New York Openings: The Marrow, Red Gravy, and Todd’s Mill

Unlike TV sitcoms, spin-off restaurants in New York have a pretty good track record. An operator’s first venue tends to come the hardest. Follow ups provide a little more leeway, and the opportunity to branch out in interesting directions. New York newcomers The Marrow, Red Gravy, and Todd’s Mill all reflect evolving restaurateurs doubling down on established success.

Ur-Top Chef Harold Dieterle puts aside his Asian bag of tricks at The Marrow, his latest with partner Alicia Nosenzo. The former Paris Commune space now embraces the (once) fascist duo of Germany and Italy. Dieterle’s ancestry provides the connection to the cuisines. Namesake marrow is hard to resist, matched up with focaccia, lemon aioli, and sea urchin. Lamb neck comes braised in juniper, joined with rutabaga and red sauerkraut. The cocktail list is equally thoughtful, with a similar continental bent. Drink Rumple Minze in a classy way for once, synched with rum and Aperol in the Spritzle. The room is a mishmash, with patterned wallpaper, bright red accents, and a collection of antique cookware shelved to the side. If there’s any question that the real show is the food, look to the gleaming open kitchen.

Brooklyn legend Saul Bolton made his name with Saul, The Vanderbilt, and a Michelin star. For his latest attraction, Red Gravy, he turns his attention to Southern Italian. The restaurant’s name comes from a classic red sauce, which owns the Sunday slot in the piattos del giorno.

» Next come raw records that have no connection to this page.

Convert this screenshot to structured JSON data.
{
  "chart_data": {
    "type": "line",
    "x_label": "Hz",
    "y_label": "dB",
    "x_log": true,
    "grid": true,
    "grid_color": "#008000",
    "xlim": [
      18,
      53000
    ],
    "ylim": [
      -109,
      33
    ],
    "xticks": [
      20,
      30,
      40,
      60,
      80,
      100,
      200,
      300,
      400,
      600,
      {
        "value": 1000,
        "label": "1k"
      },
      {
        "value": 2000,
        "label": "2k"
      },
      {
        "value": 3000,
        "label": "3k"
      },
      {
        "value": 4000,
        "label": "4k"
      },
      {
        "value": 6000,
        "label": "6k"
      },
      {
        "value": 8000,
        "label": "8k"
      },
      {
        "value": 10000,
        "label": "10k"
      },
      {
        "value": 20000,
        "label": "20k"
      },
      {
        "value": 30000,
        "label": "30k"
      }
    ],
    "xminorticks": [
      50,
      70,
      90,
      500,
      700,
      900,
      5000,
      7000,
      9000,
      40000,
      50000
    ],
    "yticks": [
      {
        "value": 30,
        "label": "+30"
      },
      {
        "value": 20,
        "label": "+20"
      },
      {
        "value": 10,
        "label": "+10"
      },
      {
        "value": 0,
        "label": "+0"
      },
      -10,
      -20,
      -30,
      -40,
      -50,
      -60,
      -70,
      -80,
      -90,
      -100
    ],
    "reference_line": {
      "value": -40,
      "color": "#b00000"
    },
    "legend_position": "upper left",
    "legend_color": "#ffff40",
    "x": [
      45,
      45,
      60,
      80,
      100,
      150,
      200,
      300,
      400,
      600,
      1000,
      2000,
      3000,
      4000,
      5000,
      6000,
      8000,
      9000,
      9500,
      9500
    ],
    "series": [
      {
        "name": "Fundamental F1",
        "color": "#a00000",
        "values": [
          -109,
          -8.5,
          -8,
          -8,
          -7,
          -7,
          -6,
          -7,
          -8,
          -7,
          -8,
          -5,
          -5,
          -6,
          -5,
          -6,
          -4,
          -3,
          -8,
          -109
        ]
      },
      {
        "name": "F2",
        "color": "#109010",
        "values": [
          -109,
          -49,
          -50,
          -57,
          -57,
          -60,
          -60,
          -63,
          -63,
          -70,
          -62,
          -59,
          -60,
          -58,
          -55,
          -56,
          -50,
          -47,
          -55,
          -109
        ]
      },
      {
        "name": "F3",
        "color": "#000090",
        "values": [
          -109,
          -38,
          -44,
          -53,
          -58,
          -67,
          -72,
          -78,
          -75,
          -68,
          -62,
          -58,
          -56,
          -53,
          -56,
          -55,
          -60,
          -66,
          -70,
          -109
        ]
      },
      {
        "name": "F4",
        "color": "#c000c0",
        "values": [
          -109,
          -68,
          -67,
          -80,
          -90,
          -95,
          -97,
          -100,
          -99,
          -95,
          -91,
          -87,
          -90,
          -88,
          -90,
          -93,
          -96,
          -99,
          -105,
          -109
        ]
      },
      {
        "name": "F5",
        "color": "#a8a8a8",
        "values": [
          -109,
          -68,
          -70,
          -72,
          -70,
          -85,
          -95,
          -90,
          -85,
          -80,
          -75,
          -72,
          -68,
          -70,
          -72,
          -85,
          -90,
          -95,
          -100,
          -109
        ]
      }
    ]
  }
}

All week long you can get started with a smart selection of charcuterie, crudos, and housemade mozzarella. Seasonal accents appear on the primi and secondi courses, think spicy lamb meatballs with orecchiette, or heritage pork and cranberry beans. There’s no slouching at the bar, either, as they’re packing homemade vermouth and amaros aged in the basement. The interior goes for a contemporary trattoria feel, with lovely exposed brick. It’s a little pricey for the nabe, but that’s what the pedigree exacts.

Matthew Suchomski, a one-time partner at Fort Greene’s No. 7, has recently crossed over to Manhattan with Todd’s Mill. The name comes from a small town in Illinois (Suchomski’s home state) founded by his family. The former Orchard space on the Lower East Side has been tricked out in rustic Americana. There are acres of wood, and mantels to spare on a series of antique fireplaces. The front bar is prime for sipping on whiskey cocktails and snacking on bar bites like ingeniously efficient ketchup-flavored fries. Appetizers work as conversation starters―seared veal tongue with wheat berries, or sweetbreads and a black pepper waffle. Mains will keep you in a patriotic mood, especially if you opt for the Berkshire pork chops with bacon-chestnut bread pudding and bourbon gravy.